New data has revealed that religion, science and mathematics are the subjects Victorian students are most likely to abandon as they transition from year 11 to year 12, with nearly 47,000 subject drop instances recorded across the state. However, there are emerging signs that fewer students are trading harder maths for an easier alternative — a shift educators are cautiously welcoming.

Figures from the Victorian Curriculum and Assessment Authority (VCAA) show that students who completed a unit 2 subject — typically studied in year 11 — did not go on to complete unit 4 on 47,040 occasions between 2025 and 2026. While it is standard practice for students to carry six subjects in year 11 and trim to five in year 12, the pattern of which subjects are cut offers a revealing window into student priorities, career ambitions and perceived difficulty.

Which VCE Subjects Are Students Dropping Most?

Religion and society tops the list by a significant margin. Enrolments fell by 9,216 students — an 87 per cent decline — between unit 2 and unit 4. A spokesperson for Melbourne Archdiocese Catholic Schools noted that many religious schools require students to study the subject in year 11, but that in year 12 students often fulfil this requirement through school-based programs that sit outside the formal Victorian Certificate of Education framework.

"This reflects the choices students commonly make across a range of VCE studies as they focus their academic efforts on subjects more directly aligned to their future career or educational pathway," the spokesperson said.

Behind religion and society, the drop-off in STEM subjects is attracting the most concern among educators and industry groups. Biology saw 2,888 fewer students continue to unit 4, chemistry recorded a drop of 2,784, and mathematical methods — a subject involving more abstract problem-solving — shed 2,762 enrolments between year 11 and year 12.

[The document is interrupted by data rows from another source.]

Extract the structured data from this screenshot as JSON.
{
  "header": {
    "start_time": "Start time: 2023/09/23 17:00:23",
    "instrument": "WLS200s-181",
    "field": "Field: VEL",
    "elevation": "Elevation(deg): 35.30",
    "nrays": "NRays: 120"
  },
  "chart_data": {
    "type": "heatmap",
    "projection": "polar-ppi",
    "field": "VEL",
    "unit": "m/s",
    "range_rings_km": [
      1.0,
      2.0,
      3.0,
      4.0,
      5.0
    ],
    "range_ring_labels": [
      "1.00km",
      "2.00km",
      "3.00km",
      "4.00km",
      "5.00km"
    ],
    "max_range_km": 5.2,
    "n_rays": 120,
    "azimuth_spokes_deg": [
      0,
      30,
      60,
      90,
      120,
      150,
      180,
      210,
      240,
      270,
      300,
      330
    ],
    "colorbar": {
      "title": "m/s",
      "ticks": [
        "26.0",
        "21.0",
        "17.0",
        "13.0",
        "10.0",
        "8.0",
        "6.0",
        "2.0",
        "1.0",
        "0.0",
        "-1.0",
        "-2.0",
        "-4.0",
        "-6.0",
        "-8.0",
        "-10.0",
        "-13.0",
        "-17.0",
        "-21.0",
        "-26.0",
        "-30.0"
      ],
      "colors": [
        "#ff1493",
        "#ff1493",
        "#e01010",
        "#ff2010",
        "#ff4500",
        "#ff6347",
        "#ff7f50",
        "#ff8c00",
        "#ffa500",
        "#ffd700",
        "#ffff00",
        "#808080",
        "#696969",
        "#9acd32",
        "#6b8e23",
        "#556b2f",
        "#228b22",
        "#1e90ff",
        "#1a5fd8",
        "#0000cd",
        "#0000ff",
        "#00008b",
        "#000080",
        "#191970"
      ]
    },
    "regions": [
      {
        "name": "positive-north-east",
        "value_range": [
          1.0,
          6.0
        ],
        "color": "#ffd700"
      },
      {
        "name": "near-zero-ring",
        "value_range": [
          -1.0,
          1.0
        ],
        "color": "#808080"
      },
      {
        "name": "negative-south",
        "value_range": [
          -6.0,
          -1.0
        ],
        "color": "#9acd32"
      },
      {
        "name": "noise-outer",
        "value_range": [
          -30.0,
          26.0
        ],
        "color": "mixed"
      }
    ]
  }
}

A Slow but Encouraging Shift in Maths Enrolments

Despite the overall drop numbers, there is a measurable improvement in how many students are sticking with higher-level mathematics. In 2021, 18 per cent of students enrolled in maths methods switched to the more accessible general mathematics stream by year 12. By last year, that figure had fallen to 13.9 per cent — a decline that has been consistent every year for the past five years, according to the VCAA.

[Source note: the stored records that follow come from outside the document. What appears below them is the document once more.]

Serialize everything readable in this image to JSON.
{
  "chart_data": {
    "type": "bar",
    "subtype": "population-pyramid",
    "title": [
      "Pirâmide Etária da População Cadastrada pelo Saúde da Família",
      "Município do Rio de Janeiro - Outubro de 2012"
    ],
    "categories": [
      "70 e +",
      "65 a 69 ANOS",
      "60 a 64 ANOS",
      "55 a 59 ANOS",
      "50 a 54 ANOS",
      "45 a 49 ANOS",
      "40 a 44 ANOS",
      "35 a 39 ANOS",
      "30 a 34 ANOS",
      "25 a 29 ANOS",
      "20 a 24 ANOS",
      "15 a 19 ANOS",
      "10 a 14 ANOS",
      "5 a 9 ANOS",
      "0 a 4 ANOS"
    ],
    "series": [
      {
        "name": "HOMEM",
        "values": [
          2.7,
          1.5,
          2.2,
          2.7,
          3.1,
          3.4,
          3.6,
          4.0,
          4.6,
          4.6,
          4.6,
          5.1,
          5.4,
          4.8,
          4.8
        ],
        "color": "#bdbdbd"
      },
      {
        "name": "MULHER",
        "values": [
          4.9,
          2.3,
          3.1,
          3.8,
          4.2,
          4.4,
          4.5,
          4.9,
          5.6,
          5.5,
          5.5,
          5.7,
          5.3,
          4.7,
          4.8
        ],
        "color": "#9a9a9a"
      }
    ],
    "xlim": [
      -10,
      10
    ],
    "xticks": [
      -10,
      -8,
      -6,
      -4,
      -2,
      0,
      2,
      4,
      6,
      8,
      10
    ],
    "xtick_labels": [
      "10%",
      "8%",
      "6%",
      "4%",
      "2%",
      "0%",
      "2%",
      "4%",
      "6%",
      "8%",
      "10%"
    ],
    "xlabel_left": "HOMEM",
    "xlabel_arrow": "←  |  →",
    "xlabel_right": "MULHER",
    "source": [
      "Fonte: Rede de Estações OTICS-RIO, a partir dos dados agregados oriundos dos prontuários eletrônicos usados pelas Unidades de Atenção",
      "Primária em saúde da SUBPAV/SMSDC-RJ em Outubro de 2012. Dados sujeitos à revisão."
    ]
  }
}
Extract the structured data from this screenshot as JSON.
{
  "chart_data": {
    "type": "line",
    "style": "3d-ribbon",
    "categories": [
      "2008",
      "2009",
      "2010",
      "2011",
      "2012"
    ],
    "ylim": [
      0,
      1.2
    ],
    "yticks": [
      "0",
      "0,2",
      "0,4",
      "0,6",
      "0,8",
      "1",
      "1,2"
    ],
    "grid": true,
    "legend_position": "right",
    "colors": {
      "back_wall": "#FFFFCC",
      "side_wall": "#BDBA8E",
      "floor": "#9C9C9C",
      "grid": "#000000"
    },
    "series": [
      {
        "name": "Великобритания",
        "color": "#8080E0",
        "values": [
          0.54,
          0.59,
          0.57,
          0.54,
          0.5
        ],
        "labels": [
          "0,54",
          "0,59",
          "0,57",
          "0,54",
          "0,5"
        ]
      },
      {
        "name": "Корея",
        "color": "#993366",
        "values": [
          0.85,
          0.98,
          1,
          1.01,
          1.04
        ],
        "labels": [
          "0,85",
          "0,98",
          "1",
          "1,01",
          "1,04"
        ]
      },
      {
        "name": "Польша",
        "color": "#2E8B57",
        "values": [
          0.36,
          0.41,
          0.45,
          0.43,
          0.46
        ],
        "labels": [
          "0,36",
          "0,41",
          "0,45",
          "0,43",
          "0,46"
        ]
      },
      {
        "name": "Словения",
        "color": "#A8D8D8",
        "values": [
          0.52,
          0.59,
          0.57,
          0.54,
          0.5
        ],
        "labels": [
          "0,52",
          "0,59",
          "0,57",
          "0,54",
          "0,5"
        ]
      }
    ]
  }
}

"Victorian students are increasingly choosing to stick with higher-level maths, with the proportion moving from mathematical methods to general mathematics falling every year for the past five years," a VCAA spokesperson said.

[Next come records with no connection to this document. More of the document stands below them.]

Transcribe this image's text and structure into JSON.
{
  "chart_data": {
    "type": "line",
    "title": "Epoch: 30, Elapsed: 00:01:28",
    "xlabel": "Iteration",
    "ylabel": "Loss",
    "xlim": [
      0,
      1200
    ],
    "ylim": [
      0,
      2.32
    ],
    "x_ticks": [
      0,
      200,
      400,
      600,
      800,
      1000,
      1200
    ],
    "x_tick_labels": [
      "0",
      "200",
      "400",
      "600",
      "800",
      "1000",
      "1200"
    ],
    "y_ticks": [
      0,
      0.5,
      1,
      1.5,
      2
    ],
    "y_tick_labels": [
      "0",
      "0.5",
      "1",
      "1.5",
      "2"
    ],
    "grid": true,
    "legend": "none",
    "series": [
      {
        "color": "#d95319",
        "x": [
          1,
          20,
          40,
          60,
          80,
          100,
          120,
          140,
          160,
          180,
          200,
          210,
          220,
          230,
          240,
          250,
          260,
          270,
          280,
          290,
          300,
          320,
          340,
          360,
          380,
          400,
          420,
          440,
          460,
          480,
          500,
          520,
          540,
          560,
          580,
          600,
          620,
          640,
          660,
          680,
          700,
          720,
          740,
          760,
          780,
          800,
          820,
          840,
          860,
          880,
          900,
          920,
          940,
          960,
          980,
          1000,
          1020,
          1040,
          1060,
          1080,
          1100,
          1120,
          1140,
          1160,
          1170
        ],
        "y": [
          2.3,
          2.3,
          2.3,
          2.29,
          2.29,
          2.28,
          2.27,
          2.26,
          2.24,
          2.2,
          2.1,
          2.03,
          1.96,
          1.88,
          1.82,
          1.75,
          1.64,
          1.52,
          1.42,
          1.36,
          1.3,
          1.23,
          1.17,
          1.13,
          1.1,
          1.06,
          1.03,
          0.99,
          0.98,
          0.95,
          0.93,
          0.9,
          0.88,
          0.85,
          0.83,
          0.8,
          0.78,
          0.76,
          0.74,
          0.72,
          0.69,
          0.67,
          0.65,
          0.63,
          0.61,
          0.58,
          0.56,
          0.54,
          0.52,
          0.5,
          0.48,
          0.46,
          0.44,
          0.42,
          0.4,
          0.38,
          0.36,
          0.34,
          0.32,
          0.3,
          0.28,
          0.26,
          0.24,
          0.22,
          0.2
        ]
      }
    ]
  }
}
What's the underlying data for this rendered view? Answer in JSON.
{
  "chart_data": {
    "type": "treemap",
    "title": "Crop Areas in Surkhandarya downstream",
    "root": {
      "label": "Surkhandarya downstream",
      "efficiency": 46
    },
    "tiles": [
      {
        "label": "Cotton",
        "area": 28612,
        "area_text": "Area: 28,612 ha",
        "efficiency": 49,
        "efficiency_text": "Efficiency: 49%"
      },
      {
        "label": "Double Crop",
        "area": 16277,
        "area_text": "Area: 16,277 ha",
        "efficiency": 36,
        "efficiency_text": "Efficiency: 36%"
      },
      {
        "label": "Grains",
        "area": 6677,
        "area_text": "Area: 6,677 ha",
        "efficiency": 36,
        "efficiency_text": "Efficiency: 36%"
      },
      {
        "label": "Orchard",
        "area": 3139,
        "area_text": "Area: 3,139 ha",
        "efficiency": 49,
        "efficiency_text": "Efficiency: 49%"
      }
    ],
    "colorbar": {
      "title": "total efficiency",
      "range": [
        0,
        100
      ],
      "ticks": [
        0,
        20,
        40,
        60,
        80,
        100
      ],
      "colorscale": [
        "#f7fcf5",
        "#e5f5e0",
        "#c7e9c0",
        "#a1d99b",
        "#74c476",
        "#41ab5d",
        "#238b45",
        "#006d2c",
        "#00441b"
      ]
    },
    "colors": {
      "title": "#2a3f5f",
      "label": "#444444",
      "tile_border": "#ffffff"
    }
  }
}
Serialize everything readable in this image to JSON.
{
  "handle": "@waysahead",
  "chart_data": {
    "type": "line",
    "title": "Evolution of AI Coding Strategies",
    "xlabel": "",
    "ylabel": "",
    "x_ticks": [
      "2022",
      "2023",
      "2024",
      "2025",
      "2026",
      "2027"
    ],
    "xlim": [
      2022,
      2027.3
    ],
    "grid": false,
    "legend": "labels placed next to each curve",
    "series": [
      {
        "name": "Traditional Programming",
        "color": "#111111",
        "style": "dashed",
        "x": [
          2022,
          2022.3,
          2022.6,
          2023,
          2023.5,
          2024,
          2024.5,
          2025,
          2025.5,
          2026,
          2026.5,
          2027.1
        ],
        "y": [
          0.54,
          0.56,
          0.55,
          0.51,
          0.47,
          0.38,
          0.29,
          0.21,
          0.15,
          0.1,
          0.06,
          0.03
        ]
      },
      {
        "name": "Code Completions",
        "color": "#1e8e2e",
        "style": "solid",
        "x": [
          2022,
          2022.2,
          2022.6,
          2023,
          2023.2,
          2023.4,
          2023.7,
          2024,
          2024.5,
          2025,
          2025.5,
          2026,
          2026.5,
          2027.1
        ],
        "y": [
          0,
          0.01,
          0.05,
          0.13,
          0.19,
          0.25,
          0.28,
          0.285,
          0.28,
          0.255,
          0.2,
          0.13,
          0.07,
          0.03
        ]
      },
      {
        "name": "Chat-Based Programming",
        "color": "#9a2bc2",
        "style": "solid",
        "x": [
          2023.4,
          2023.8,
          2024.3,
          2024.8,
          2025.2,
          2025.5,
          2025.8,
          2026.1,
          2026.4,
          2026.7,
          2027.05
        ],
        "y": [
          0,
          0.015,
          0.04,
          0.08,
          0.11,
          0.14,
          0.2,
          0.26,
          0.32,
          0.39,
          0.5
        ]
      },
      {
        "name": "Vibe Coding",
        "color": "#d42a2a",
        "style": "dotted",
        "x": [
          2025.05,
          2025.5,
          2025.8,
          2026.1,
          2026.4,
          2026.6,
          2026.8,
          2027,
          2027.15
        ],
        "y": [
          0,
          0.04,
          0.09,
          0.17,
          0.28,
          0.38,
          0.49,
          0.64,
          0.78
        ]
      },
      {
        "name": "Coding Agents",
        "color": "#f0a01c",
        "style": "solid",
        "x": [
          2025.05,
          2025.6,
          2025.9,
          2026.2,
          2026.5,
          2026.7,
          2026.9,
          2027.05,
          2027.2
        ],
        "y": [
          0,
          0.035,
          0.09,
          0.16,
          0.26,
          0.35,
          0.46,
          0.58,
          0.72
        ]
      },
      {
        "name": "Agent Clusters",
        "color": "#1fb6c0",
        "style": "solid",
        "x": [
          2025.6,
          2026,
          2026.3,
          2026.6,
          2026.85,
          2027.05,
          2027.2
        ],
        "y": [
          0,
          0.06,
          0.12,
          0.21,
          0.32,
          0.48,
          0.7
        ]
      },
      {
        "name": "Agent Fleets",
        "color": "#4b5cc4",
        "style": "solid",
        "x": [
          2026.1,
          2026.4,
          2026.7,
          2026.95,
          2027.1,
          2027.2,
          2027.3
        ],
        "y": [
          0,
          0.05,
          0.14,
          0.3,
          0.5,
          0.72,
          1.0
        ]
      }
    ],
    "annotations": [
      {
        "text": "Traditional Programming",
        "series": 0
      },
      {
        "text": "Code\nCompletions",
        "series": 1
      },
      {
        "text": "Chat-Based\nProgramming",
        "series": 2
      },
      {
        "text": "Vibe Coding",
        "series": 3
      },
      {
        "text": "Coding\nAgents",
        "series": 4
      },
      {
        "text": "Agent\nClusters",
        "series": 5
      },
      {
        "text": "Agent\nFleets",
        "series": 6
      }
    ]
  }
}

Sion Binoy, a 17-year-old student at Viewbank College in Melbourne's north-east, was among those who made the switch to general maths this year. He said maths methods had consumed so much of his time that it was affecting his performance in other subjects.

"Most people do pretty well as long as they do the work in class," he said of general maths. "It's not quite as big of a time commitment as some of the other math subjects."

Binoy said he still valued maths for its objectivity. "If you didn't get the mark, it's not because of the teacher's preference or anything like that, it's just because you got it wrong. And there's a simple path to getting better — it's just doing more questions."

Industry Warns of Broader STEM Pipeline Problem

Beyond Victoria, engineers and industry advocates are sounding alarms about a national trend of students opting out of maths entirely. Bernadette Foley, group executive for professional standards at Engineers Australia, said the scale of the problem was significant.

"Around one in three students now complete senior secondary school without studying any maths. That closes doors before many students have had the chance to discover where those pathways could lead," Foley said.

She cautioned that simply increasing university prerequisite requirements was not the most effective solution. Instead, she argued, the focus should shift to changing the perception that STEM subjects are inherently difficult — and highlighting the real-world impact careers in healthcare, environmental science and technology can have.

"Many students are far more capable than they realise," Foley said, adding that reframing STEM around opportunity rather than difficulty could help reverse the trend. Debates around student engagement and classroom culture have similarly highlighted the challenge of keeping young Australians motivated throughout their senior schooling years.